No. 4.—About Jack Frost.
BY W. J. ROLFE, A.M.
With the single exception of water, all substances expand, or become larger, when heated, and contract, or become smaller, when cooled. This is seen in metals better than in most other bodies. An iron ball which when cold will just pass through a certain ring will not do so after being put in boiling water. The tires of carriage wheels before being put on are heated in a fire, in order that their contraction in cooling may make them bind more tightly. On a railroad a little space is left between the ends of the rails to allow them to expand. If this were not done, their lengthening in hot weather would bend them outward or inward, so that they would not be exactly parallel, and this might be the cause of serious accidents. It has been proved that Bunker Hill Monument—a granite pile 220 feet high—is bent to one side by the expanding of the opposite side when the sun shines upon it; and similar changes must take place in every tower, or steeple, or other tall structure exposed to the sun's rays.

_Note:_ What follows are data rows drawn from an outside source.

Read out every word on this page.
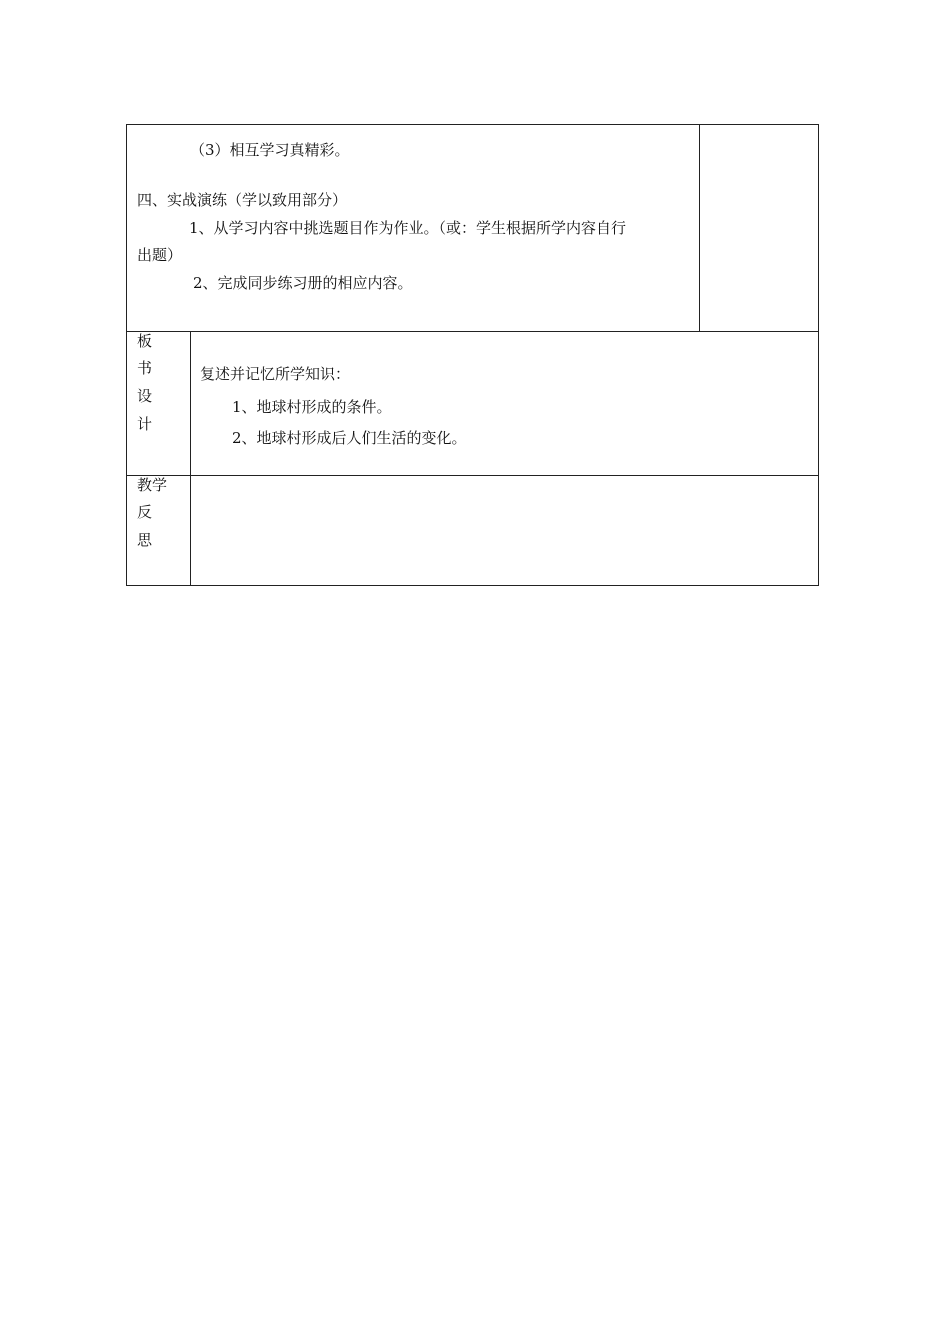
（3）相互学习真精彩。
四、实战演练（学以致用部分）
1、从学习内容中挑选题目作为作业。（或：学生根据所学内容自行
出题）
2、完成同步练习册的相应内容。
板
书
设
计
复述并记忆所学知识：
1、地球村形成的条件。
2、地球村形成后人们生活的变化。
教学
反
思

The least change in the temperature of any material produces a change in its size, though not in its weight; and if one part is heated or cooled more than another, the shape of the whole must be somewhat altered.
Water contracts until it is cooled down to 40 degrees Fahrenheit—that is, 40 degrees of our common thermometers, or 8 degrees above the freezing-point—and then it expands until it freezes. This is a wise provision of nature. If water kept on contracting with cold, it would begin to freeze at the bottom, where the coldest portions of it would settle by their weight, and this would go on until it was all frozen, so that in winter our lakes and rivers would become solid masses of ice. This would kill all fishes and other animals in the water, and all the heat of summer would not suffice to liquefy these great bodies of ice. As it is, the water begins to freeze at the surface, and the layer of ice keeps the water below it from freezing; for though the ice is itself cold, a wall of it will keep out the cold as well as a wall of stone or brick.
The force with which water expands in freezing is almost irresistible. The freezing of half a gill of water in a confined space will lift a weight of several tons. A thick iron bomb-shell filled with water will be split open by the freezing of the liquid as it would be by a charge of gunpowder. In winter the water-pipes in our houses are often burst by the freezing of their contents. In some parts of England advantage is taken of this property of water in the slate quarries. Large blocks of slate are placed where the rain will fall upon their edges. The water works its way between the layers, freezes, and splits the mass into thin plates.
Jack Frost has done a good deal of this rock-splitting on his own account. A large part of the soil of our world has been made by the freezing of water in the cracks and crevices of rocks. Mountains have thus been rent asunder and pulverized, and the work goes on every winter. And after the soil has been formed, it is broken up and crumbled by the action of frosts and thaws. Jack Frost is a good helper to the ploughman and the farmer.
He works also on a grander scale than this. In many parts of the earth, as you know, there are great rivers of ice called glaciers. They not only look like rivers, but they flow like them, though so slowly that we can not see the motion. In the course of a year they move only a few hundred feet, but with mighty force, grinding the sides and bottom of the valley as they go, breaking off huge masses of rock, and bearing them along, together with smaller stones, earth, and mud. Thus they are gradually tearing down the hills and filling up the valleys.
Ages ago vast glaciers swept in this way over a large portion of the Northern hemisphere, and in many places we can see how they ground and scratched the sides of mountains and surfaces of rocks on their way. The big stones known as "bowlders" that abound in many parts of the country were brought and dropped by these moving masses of ice, and in some cases we can tell just where they came from, perhaps hundreds of miles away.